Thread: moving pg_xlog -- yeah, it's worth it!

From:
"Kevin Grittner"
Date:

Due to an error during an update to the system kernel on a database
server backing a web application, we ran for a month (mid-December
to mid-January) with the WAL files in the pg_xlog subdirectory on
the same 40-spindle array as the data -- only the OS was on a
separate mirrored pair of drives.  When we found the problem, we
moved the pg_xlog directory back to its own mirrored pair of drives
and symlinked to it.  It's a pretty dramatic difference.

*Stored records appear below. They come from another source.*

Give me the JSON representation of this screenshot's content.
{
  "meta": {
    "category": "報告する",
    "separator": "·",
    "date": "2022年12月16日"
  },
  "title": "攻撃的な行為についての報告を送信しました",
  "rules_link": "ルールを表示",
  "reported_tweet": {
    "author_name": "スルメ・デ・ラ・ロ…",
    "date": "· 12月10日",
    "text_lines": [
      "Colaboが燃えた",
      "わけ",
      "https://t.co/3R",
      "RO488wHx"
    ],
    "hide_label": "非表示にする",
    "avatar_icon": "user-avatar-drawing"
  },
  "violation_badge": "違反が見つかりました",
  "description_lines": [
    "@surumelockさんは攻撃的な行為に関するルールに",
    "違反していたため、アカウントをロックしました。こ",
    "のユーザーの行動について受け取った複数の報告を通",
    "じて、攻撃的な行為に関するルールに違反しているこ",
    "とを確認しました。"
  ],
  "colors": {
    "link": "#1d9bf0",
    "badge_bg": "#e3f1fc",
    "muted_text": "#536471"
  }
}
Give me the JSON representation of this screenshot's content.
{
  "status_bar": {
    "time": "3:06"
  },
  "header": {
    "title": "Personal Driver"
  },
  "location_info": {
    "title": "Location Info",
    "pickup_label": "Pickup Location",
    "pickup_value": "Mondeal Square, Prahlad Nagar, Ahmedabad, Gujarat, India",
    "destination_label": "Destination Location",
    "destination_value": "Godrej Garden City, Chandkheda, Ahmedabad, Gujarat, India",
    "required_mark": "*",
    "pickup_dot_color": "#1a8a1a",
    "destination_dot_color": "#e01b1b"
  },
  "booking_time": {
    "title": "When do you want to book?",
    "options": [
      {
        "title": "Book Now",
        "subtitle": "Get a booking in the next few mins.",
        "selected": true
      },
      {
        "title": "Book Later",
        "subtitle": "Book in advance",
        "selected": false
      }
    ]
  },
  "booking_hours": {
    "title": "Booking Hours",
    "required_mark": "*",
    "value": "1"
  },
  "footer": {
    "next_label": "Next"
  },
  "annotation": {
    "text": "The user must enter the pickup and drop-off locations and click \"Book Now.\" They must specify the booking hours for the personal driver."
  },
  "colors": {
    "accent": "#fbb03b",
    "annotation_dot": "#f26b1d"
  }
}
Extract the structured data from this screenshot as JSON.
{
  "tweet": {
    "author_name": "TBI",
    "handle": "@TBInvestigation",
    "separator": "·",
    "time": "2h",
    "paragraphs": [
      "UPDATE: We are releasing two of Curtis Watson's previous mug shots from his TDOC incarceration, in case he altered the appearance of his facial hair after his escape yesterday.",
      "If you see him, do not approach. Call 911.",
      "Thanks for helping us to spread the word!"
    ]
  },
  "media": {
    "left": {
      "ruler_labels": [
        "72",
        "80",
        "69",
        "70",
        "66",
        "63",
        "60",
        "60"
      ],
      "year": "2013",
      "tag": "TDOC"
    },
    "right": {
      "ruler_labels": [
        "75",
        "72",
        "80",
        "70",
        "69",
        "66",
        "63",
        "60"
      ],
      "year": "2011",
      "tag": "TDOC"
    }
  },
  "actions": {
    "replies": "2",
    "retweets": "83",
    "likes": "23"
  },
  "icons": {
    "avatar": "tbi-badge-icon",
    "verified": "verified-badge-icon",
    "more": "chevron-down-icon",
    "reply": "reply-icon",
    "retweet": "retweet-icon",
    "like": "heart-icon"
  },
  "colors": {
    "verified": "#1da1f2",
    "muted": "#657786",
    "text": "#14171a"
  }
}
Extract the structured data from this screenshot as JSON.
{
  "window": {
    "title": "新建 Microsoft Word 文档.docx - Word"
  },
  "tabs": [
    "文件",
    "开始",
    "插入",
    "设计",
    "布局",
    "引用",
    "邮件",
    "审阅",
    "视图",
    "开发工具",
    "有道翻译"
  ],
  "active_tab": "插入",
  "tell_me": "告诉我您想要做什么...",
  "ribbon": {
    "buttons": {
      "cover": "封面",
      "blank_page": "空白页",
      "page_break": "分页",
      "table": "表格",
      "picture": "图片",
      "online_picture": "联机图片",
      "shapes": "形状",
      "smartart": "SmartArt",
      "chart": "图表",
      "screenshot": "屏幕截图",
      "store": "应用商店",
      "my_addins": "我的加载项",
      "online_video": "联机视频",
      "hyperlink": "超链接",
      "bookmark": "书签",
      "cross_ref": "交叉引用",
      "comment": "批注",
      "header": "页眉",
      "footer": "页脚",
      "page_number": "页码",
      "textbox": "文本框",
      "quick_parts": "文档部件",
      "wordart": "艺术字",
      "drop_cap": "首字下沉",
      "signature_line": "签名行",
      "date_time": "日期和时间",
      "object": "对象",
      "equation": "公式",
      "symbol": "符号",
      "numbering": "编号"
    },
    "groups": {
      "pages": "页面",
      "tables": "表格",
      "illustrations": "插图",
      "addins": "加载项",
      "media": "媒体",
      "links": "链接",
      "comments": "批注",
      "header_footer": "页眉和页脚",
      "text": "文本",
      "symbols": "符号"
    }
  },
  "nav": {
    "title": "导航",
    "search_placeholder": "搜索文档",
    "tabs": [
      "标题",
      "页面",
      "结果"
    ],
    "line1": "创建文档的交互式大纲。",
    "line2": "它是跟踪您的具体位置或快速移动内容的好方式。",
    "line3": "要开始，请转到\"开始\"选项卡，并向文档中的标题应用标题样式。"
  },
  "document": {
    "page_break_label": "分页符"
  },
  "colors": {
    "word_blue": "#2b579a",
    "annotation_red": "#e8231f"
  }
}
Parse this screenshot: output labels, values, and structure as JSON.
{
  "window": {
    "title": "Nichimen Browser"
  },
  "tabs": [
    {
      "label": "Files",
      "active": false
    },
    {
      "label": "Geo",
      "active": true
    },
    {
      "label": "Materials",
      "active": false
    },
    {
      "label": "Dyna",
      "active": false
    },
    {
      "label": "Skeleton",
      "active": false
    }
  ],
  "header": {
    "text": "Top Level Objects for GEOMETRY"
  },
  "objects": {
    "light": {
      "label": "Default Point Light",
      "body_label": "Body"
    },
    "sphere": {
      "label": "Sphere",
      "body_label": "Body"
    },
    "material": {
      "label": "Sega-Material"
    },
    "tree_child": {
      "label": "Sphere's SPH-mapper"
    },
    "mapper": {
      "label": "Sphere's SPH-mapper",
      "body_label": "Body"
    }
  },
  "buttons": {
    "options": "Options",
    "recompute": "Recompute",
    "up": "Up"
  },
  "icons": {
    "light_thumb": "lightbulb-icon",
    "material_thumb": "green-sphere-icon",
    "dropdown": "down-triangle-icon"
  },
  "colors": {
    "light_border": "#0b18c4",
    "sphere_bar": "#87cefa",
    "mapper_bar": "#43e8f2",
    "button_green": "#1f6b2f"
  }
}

Graph attached, this is response time for a URL request (like what a
user from the Internet would issue) which runs 15 queries and
formats the results.  Response time is 85 ms without putting WAL on
its own RAID; 50 ms with it on its own RAID.  This is a real-world,
production web site with 1.3 TB data, millions of hits per day, and
it's an active replication target 24/7.

Frankly, I was quite surprised by this, since some of the benchmarks
people have published on the effects of using a separate RAID for
the WAL files have only shown a one or two percent difference when
using a hardware RAID controller with BBU cache configured for
write-back.

No assistance needed; just posting a performance data point.

-Kevin

From:
Jesper Krogh
Date:

>
> Frankly, I was quite surprised by this, since some of the benchmarks
> people have published on the effects of using a separate RAID for
> the WAL files have only shown a one or two percent difference when
> using a hardware RAID controller with BBU cache configured for
> write-back.

Hi Kevin.

Nice report, but just a few questions.

Sorry if it is obvious.. but what filesystem/OS are you using and do you
 have BBU-writeback on the main data catalog also?

Jesper


From:
"Kevin Grittner"
Date:

Jesper Krogh <> wrote:

> Sorry if it is obvious.. but what filesystem/OS are you using and
> do you have BBU-writeback on the main data catalog also?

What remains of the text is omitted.